The companies have co-designed a new networking device based on custom chips from both companies and "by enabling interoperability between both companies’ networking architectures, the two companies are prioritizing customers’ needs for simplified, full-stack solutions," Cisco said in a press release. According to The Next Platform, the partnership "is about creating a Cisco-flavored Spectrum-X offering, which both Nvidia and Cisco both believe is necessary to make a more familiar and palatable AI cluster offering to customers used to having Cisco as their networking vendor."

Buzz my agent: It was PagerDuty's turn this week to unveil an agentic AI strategy for its incident management and response software, which helps companies prevent outages and recovery as quickly as possible from the ones that do happen. "PagerDuty is charting a path towards a future where autonomous AI agents will be able to resolve well-understood incidents even if they require multiple steps across disparate tools," the company said in a press release, and what could possibly go wrong with that plan.

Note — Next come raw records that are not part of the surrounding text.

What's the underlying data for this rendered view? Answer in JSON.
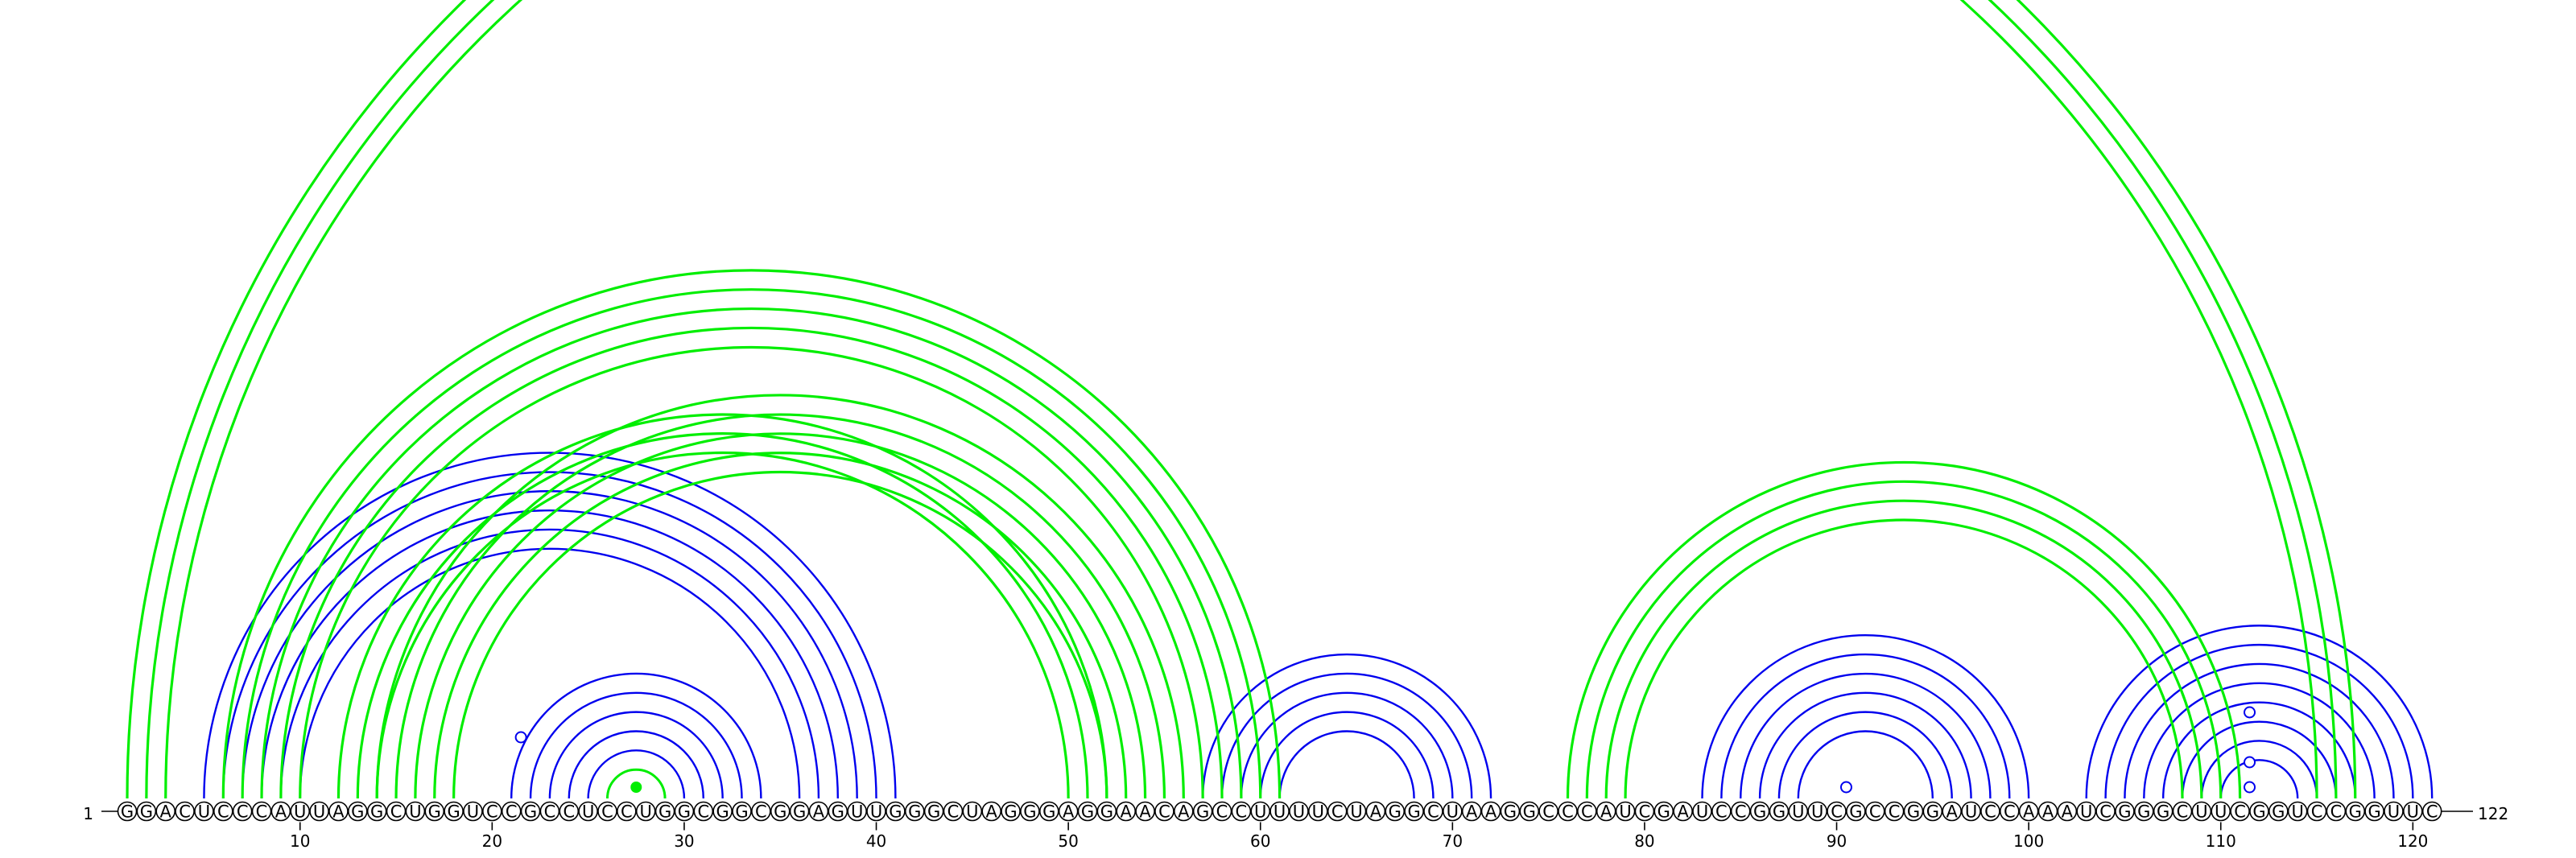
{
  "diagram": {
    "sequence": "GGACUCCCAUUAGGCUGGUCCGCCUCCUGGCGGCGGAGUUGGGCUAGGGAGGAACAGCCUUUUCUAGGCUAAGGCCCAUCGAUCCGGUUCGCCGGAUCCAAAUCGGGCUUCGGUCCGGUUC",
    "start_label": "1",
    "end_label": "122",
    "tick_labels": [
      "10",
      "20",
      "30",
      "40",
      "50",
      "60",
      "70",
      "80",
      "90",
      "100",
      "110",
      "120"
    ],
    "colors": {
      "blue": "#0000ee",
      "green": "#00ee00",
      "circle_stroke": "#000000"
    },
    "blue_helices": [
      {
        "i": 5,
        "j": 41,
        "len": 6
      },
      {
        "i": 21,
        "j": 34,
        "len": 6
      },
      {
        "i": 57,
        "j": 72,
        "len": 5
      },
      {
        "i": 83,
        "j": 100,
        "len": 6
      },
      {
        "i": 103,
        "j": 121,
        "len": 8
      }
    ],
    "green_helices": [
      {
        "i": 1,
        "j": 117,
        "len": 3
      },
      {
        "i": 6,
        "j": 61,
        "len": 5
      },
      {
        "i": 12,
        "j": 52,
        "len": 3
      },
      {
        "i": 14,
        "j": 56,
        "len": 5
      },
      {
        "i": 76,
        "j": 111,
        "len": 4
      }
    ],
    "single_arcs": [
      {
        "i": 26,
        "j": 29,
        "color": "green"
      }
    ],
    "markers": [
      {
        "pos": 21.5,
        "height": 2
      },
      {
        "pos": 90.5,
        "height": 0
      },
      {
        "pos": 111.5,
        "height": 0
      },
      {
        "pos": 111.5,
        "height": 1
      },
      {
        "pos": 111.5,
        "height": 3
      }
    ]
  }
}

The "Spring 2025" release of PagerDuty will come with three agents; a site reliability engineer, an operations analyst, and a scheduler. Those agents "will work with responders and autonomously resolve issues, empowering organizations to efficiently redeploy their resources towards higher-value work," the company said.


Stat of the week

On top of everything else CISOs have to deal with to keep their own companies secure, problems caused by their software supply chains — or "third-party risk" — are surging. According to new data from cyber insurance company Resilience, third parties were involved in 23% of claims awarded in 2024, up from 0% in 2023.


Quote of the week

"People used to talk about web scale as being big. But the ratio between how much stuff you put on the web versus how many emails you've got, how many text messages you wrote, how many pictures you have on your phone, how many meetings you've taken and how many sentences you've spoken and heard, how many documents you signed and saved … all of that data sits somewhere, and now it's actionable." — Pinecone founder and CEO Edo Liberty, outlining the bull case for vector databases.


The Runtime roundup

Microsoft announced Friday that it would finally retire Skype, the once-groundbreaking communications software platform it bought in 2011 for $8.5 billion and started phasing out years ago in favor of Microsoft Teams.

Intel delayed plans to open a long-planned chip factory in Ohio until at least 2030, and the odds of that facility ever actually opening will hinge on whoever winds up getting its manufacturing business in what appears to be a looming firesale.